Ms. Lapp responded that the MTA had done a "tremendous job" in improving its finances of late, but otherwise didn't dispute the report's findings. The agency has greatly benefited from the city's real-estate boom through the space it rents out, but "once the market starts to cool," she added, "that could be a problem for the MTA."
According to Ms. Lapp, the biggest threat to MTA solvency came from its growing debt service - a growth she attributed in large part to spiraling pension and health-care costs for agency employees. Those costs, she said, need to be addressed now.
Urges Outside Review
The panelists offered several ways in which the agency could get itself back
in the black - including productivity changes that wouldn't necessarily exclude
streamlining MTA management. Mr. Russianoff said the time had come to rein in
some of the MTA's fiscal autonomy.
"Nobody except the Comptroller, in a very limited way, can review the MTA budget," Mr. Russianoff pointed out. "I think state authorities need annual budget reviews by a committee that's powerful and independent."

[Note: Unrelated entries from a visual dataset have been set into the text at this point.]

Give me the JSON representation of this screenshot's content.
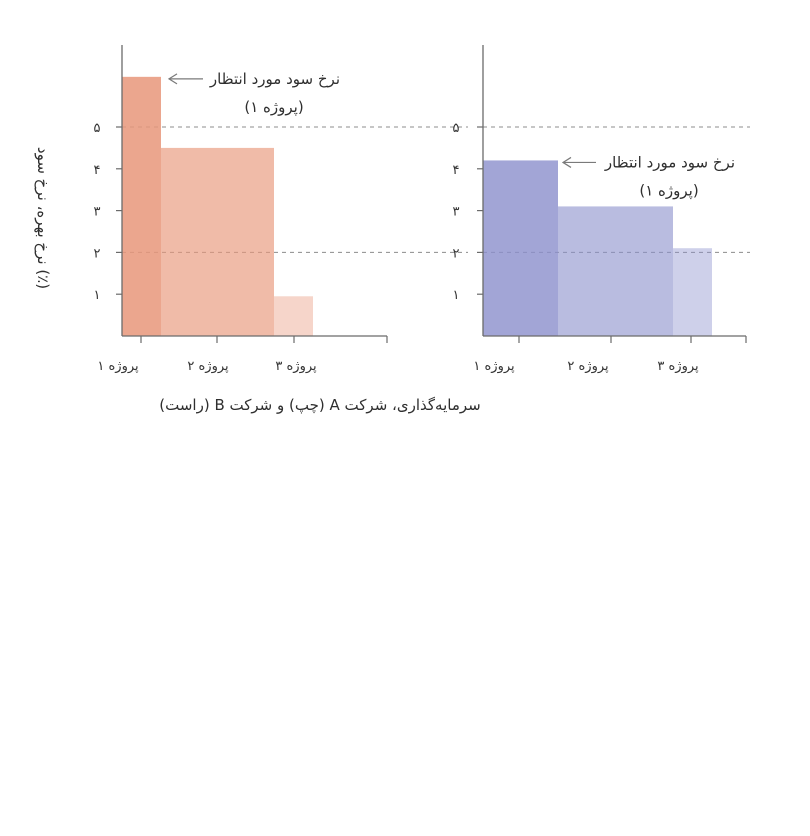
{
  "chart_data": [
    {
      "type": "bar",
      "panel": "left",
      "color": "#E8967A",
      "categories": [
        "پروژه ۱",
        "پروژه ۲",
        "پروژه ۳"
      ],
      "values": [
        6.2,
        4.5,
        0.95
      ],
      "opacity": [
        0.85,
        0.65,
        0.4
      ],
      "ylim": [
        0,
        7
      ],
      "yticks": [
        1,
        2,
        3,
        4,
        5
      ],
      "ytick_labels": [
        "۱",
        "۲",
        "۳",
        "۴",
        "۵"
      ],
      "ylabel": "نرخ بهره، نرخ سود (٪)",
      "reference_lines": [
        5,
        2
      ],
      "annotation": {
        "line1": "نرخ سود مورد انتظار",
        "line2": "(پروژه ۱)",
        "target_value": 6.2
      }
    },
    {
      "type": "bar",
      "panel": "right",
      "color": "#8B8FCC",
      "categories": [
        "پروژه ۱",
        "پروژه ۲",
        "پروژه ۳"
      ],
      "values": [
        4.2,
        3.1,
        2.1
      ],
      "opacity": [
        0.8,
        0.6,
        0.42
      ],
      "ylim": [
        0,
        7
      ],
      "yticks": [
        1,
        2,
        3,
        4,
        5
      ],
      "ytick_labels": [
        "۱",
        "۲",
        "۳",
        "۴",
        "۵"
      ],
      "reference_lines": [
        5,
        2
      ],
      "annotation": {
        "line1": "نرخ سود مورد انتظار",
        "line2": "(پروژه ۱)",
        "target_value": 4.2
      }
    }
  ],
  "xlabel": "سرمایه‌گذاری، شرکت A (چپ) و شرکت B (راست)"
}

The CBC said increasing revenues and returning maintenance costs to the MTA's operating budget would improve its fiscal outlook.
The group's report suggested an increase in bridge and tunnel tolls to cover the cost of their maintenance and repair; a higher percentage to the MTA from state fees gleaned from motorists - driver's license revenues, gas taxes and energy taxes, for example - and having mass transit fares cover 50 percent of the system's operating costs.
Cites Impact on Riders
Ms. Lapp balked at the last suggestion, saying that monthly MetroCards would jump to between $93 and $102. Commuter fares would be hit even harder, with an LIRR monthly pass from Ronkonkoma to Manhattan costing $442 instead of the current $260.
Getting people out of cars and into mass transit was the
bottom-line need for the MTA, she said, but adding tolls on East River bridges
and adopting congestion pricing - which would heavily tax drivers who entered
busy city streets - was "obviously politically challenging."